Landgericht Wiesbaden – Vertrag bzgl. agiler Softwareprogrammierung (SCRUM-Methode) = Werkvertrag

 LG Wiesbaden, Urt. V. 30.11.2016 – Aktenzeichen 11 O 10/15:

Das SCRUM-Verfahren ist eine Methode sogenannter agiler Softwareentwicklung. Bei diesem Verfahren erfolgt die Softwareerstellung in kleinen Schritten orientiert an den vom Auftraggeber fortlaufend definierten Aufgaben oder vorgegebenen, in der Software abzubildenden Sachverhalten, ohne dass zuvor das Endergebnis der Entwicklung festgelegt ist. Es liegt demnach zu Beginn keine vollständige Leistungsbeschreibung oder ein Lastenheft vor sondern lediglich ein „Umriss“. Der Auftraggeber und der Auftragnehmer verständigen sich über die Ziele in Zwischenschritten (sog. Sprints).

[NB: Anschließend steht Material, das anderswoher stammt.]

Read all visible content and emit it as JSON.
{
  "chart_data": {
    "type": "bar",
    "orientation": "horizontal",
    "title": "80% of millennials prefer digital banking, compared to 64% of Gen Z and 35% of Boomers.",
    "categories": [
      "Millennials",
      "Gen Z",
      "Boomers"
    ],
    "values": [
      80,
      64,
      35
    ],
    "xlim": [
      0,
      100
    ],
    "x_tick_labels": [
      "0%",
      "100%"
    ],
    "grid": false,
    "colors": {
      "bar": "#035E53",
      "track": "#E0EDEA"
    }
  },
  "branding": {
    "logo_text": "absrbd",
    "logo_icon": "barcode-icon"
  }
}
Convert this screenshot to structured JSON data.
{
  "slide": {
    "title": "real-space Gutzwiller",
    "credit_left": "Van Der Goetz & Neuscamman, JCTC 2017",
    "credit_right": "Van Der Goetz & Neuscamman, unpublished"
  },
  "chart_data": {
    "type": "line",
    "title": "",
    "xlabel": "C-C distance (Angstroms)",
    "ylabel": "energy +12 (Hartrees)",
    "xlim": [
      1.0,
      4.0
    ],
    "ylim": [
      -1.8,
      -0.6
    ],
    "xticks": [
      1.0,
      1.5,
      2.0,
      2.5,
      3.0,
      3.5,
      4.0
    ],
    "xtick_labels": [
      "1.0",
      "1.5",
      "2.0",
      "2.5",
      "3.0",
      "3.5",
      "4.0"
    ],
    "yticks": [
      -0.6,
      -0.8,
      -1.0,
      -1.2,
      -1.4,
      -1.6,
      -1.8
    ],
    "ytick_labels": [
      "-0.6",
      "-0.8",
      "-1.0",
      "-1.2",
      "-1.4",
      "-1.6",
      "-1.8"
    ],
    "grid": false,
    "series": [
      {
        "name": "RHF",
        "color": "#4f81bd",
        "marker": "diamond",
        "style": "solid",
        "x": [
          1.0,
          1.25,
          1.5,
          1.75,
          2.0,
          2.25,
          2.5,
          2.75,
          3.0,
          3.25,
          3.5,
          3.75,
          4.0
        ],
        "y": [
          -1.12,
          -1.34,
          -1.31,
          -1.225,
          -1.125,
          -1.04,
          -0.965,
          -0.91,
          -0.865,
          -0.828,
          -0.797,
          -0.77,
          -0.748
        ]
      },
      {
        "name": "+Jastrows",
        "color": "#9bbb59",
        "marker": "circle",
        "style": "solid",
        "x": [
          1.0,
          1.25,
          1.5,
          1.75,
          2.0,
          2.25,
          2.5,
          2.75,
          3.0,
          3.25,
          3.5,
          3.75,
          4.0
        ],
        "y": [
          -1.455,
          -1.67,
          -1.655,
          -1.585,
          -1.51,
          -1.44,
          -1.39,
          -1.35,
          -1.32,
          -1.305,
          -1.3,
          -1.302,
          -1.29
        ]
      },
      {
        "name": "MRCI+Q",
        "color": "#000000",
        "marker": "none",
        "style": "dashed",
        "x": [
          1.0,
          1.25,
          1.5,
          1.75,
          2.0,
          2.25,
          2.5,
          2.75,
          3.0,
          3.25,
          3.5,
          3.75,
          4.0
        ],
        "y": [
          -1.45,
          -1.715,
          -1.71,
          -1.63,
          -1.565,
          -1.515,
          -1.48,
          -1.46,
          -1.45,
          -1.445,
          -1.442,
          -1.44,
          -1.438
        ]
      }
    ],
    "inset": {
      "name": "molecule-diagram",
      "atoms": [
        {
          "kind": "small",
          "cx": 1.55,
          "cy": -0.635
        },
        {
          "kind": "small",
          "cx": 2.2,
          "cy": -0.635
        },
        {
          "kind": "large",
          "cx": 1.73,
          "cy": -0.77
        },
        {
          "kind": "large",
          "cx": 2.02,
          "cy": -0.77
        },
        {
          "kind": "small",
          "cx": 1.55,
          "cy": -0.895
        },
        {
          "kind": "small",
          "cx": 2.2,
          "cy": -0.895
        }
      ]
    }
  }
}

Durch die Entwicklung der Sprints wird die Software dann zur Projektreife entwickelt und programmiert.

Die Entscheidung: Strittig war im Fall vor dem Landgericht Wiesbaden insbesondere, um welche Vertragsart des BGB es sich bei dieser Programmierungstätigkeit (SCRUM-Methode) handelt.

Einen Dienstvertrag, bei dem es keinen Katalog gesetzlicher Mängelrechte gibt und nur die Leistung eines Dienstes (in diesem Fall: Beratung) geschuldet ist, ein Werkvertrag, bei dem es (allein) auf den Erfolgseintritt ankommt und der einen Katalog gesetzlicher Mängel- und Gegenrechte enthält, oder ein Vertragstypengemischter Vertrag aus Dienst- und Werkvertrag. Anders als ein Dienstvertrag setzt ein Werkvertrag auch in der Regel eine förmliche Abnahme voraus, die u.a. grundsätzlich für die Vergütung wesentliche Voraussetzung ist.

Für die Abgrenzung von Dienst- und Werkvertrag ist der im Vertrag zum Ausdruck kommende Wille der Parteien maßgebend. Es kommt darauf an, ob auf dieser Grundlage eine Dienstleistung als solche oder als Arbeitsergebnis der Erfolg geschuldet wird.

Das Landgericht Wiesbaden hat entschieden, dass es bei dem mittels SCRUM zu programmierenden interaktiven Portal um eine (ausschließlich) nach Werkvertragsrecht zu bewertende Leistung handelt. Entscheidend ist der Parteiwille, der regelmäßig auf die Realisierung des Projektes gerichtet ist. Schließlich legen die Parteien innerhalb der verschiedenen Sprints die zu erledigenden Aufgaben und den Umfang der Aufgaben konkret fest. Gegen die Einordnung des Vertrages als Werkvertrag spricht auch nicht, dass die Parteien eine Vergütungsvereinbarung auf der Grundlage des Zeitaufwandes der Klägerin getroffen haben.